You talking about the Johnson swap of RS-71 to SR-71?
The truth is hard to determine in that case, but the fact is there were NEVER any other planes using SR
or RS, so the point is kind of moot.
You see, the F and A designations have always needed to be taken with a grain of salt.
The F-111, while originally INTENDED to be multirole (although not really within the same service--AG for USAF, AA for USN), totally failed in its carrier version. TAC got the F-111A/D/F and SAC got the extended range FB-111A (later F-111G). The F-111 had a gun but was a total joke in the AA arena.
The A-4 Skyhawk, designed as the world's smallest, lightest nuclear bomber, became known as a good dogfighter in its own right, armed with its pair of cannon and AIM-9s (or Pythons in Israel).
The F-100 was designed as the successor to the F-86, a successful AA fighter, but really sucked in that role (SFP1 proves that nicely!) and was instead pressed into the AG role in Vietnam, later becoming the Wild Weasel I prototype.
The F-104 was an interceptor that was used for decades as an attack plane by foreign air forces, even though the USAF canned it quickly.
The A-5 was designed as USN long-range nuclear bomber. It failed in the ground attack/nuclear strike role (a little problem with getting hit by its dropping ordnance) and was instead around for decades in the RA-5 recon variant.

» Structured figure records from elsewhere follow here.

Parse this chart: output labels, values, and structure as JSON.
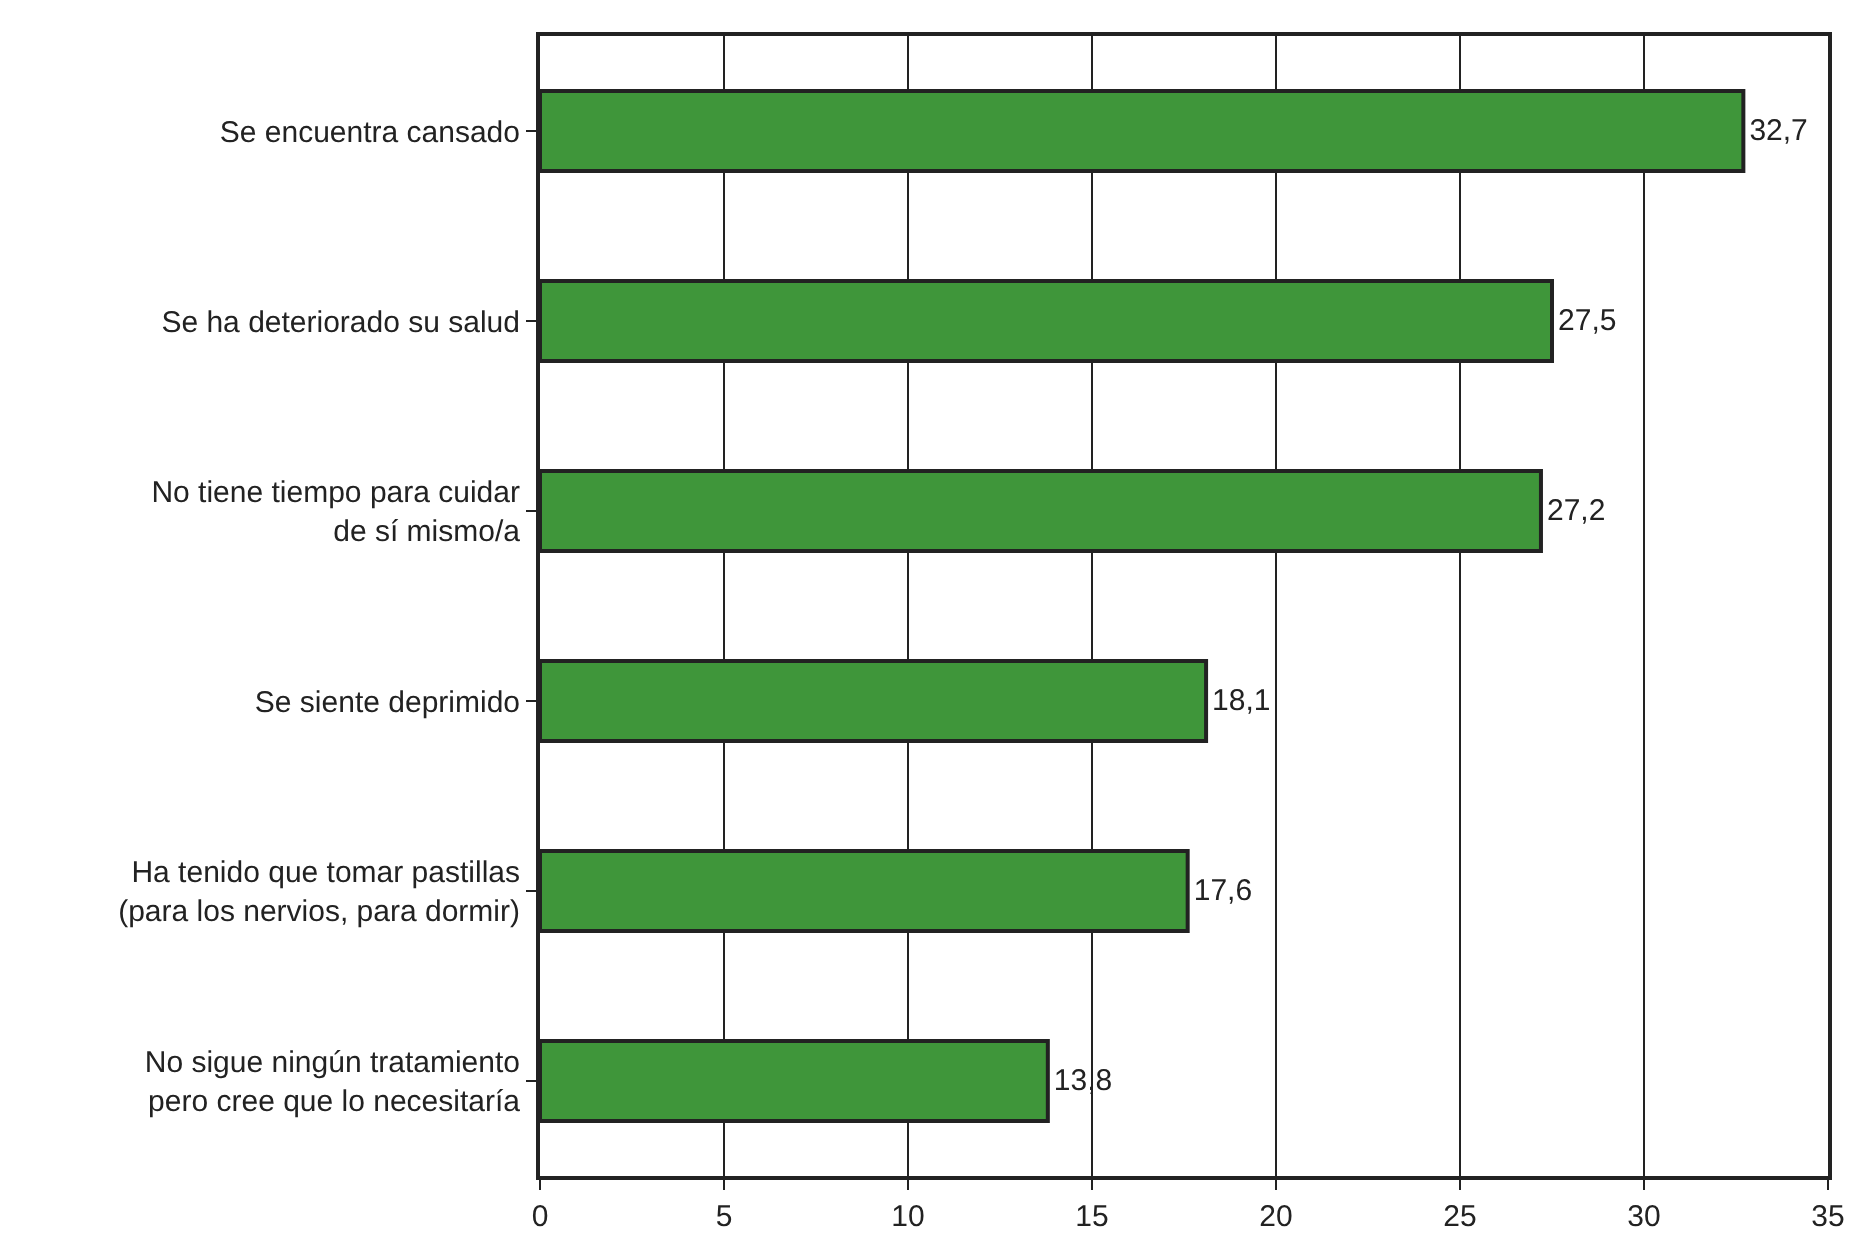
{
  "chart_data": {
    "type": "bar",
    "orientation": "horizontal",
    "categories": [
      "Se encuentra cansado",
      "Se ha deteriorado su salud",
      "No tiene tiempo para cuidar\nde sí mismo/a",
      "Se siente deprimido",
      "Ha tenido que tomar pastillas\n(para los nervios, para dormir)",
      "No sigue ningún tratamiento\npero cree que lo necesitaría"
    ],
    "values": [
      32.7,
      27.5,
      27.2,
      18.1,
      17.6,
      13.8
    ],
    "value_labels": [
      "32,7",
      "27,5",
      "27,2",
      "18,1",
      "17,6",
      "13,8"
    ],
    "color": "#3f963a",
    "xlim": [
      0,
      35
    ],
    "xticks": [
      0,
      5,
      10,
      15,
      20,
      25,
      30,
      35
    ],
    "grid": "x",
    "legend": false
  }
}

The F-117A was numbered to follow the century series. Some of you may not no this, but legend has it the F-112 - F-116 and possibly higher are USAF designations used by ATC and such for captured Eastern Bloc aircraft--MiGs, Sukhois, ets. Their existence is secret as is their usage out there, but by calling the Nighthawk "F-117" you make it sound like another "boring" captured MiG--not the world's first operational stealth airplane!
The F-4 was designed as a USN interceptor, but as we all know was pressed into every other tactical fighter role there was: recon, attack, air superiority (not the same as interceptor!), and of course SEAD. It was so good the USAF swallowed their pride and bought them (as the laughable F-110 until McNamara slapped them down).

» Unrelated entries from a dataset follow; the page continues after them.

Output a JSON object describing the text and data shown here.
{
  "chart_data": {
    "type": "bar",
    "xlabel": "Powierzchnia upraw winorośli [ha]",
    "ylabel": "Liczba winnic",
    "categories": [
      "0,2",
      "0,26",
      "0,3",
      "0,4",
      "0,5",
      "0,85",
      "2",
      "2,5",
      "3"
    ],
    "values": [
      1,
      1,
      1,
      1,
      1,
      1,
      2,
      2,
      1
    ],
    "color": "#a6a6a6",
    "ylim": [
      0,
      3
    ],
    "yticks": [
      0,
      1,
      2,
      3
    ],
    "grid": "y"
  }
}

The F/A-18 was named as such because the USN wanted to emphasize the multi-role nature of the plane as it was replacing A-7s but could dogfight almost as well as the F-16. Slap 2 AIM-9s and 2 AIM-7s on a bomb truck, then once those bombs are gone you've got a better AA fighter than the F-16 (which in the original A version was incapable of carrying radar guided missiles, other than the ADF variant created for CONUS defense and never deployed). The USAF has since picked up on this with the silly F/A-22 designation.
The F-15E and F-16XL(E/F) were both designed to replace the F-111. Fighters being turned into bombers to replace a fighter turned bomber. The Beagle won, and for once it was probably wiser than making the F-16XL--something tells me we would've lost more F-16E/Fs than we did F-15Es in our Gulf fighting.
The USMC has the AV-8A/B/C. Ok, a vertical attack plane, tack a V in there. Then they add the F-16's radar and call it...the AV-8B +! It SHOULD be the F/AV-8B, shouldn't it?
Sweden does it right. Make letters for all the roles, then tack them on in the order of importance. The AA Viggen with a secondary attack role was the JA-37. The AG Viggen with a secondary AA role was the AJ-37. Simple! The fully multirole Gripen gets JAS-39, even though the S (recon in Swedish) isn't really there yet, but they'll get around to it once the recon Viggens are retired (can't remember what it's called). Oh, here:
The SF and SH 37 models are reconnaissance models with the SH optimized for maritime recon and with a secondary maritime strike role.The SK 37 is a two seat conversion training variant. Around 100 AJ, SH and SF 37s have been converted to a new multirole AJS standard.
Nice to see SOME militaries are logical about this.
I wonder what the A-11 was supposed to be. Was it the plane that competed against the A-12 and lost? Was it assigned to some TS program that never saw the light of day?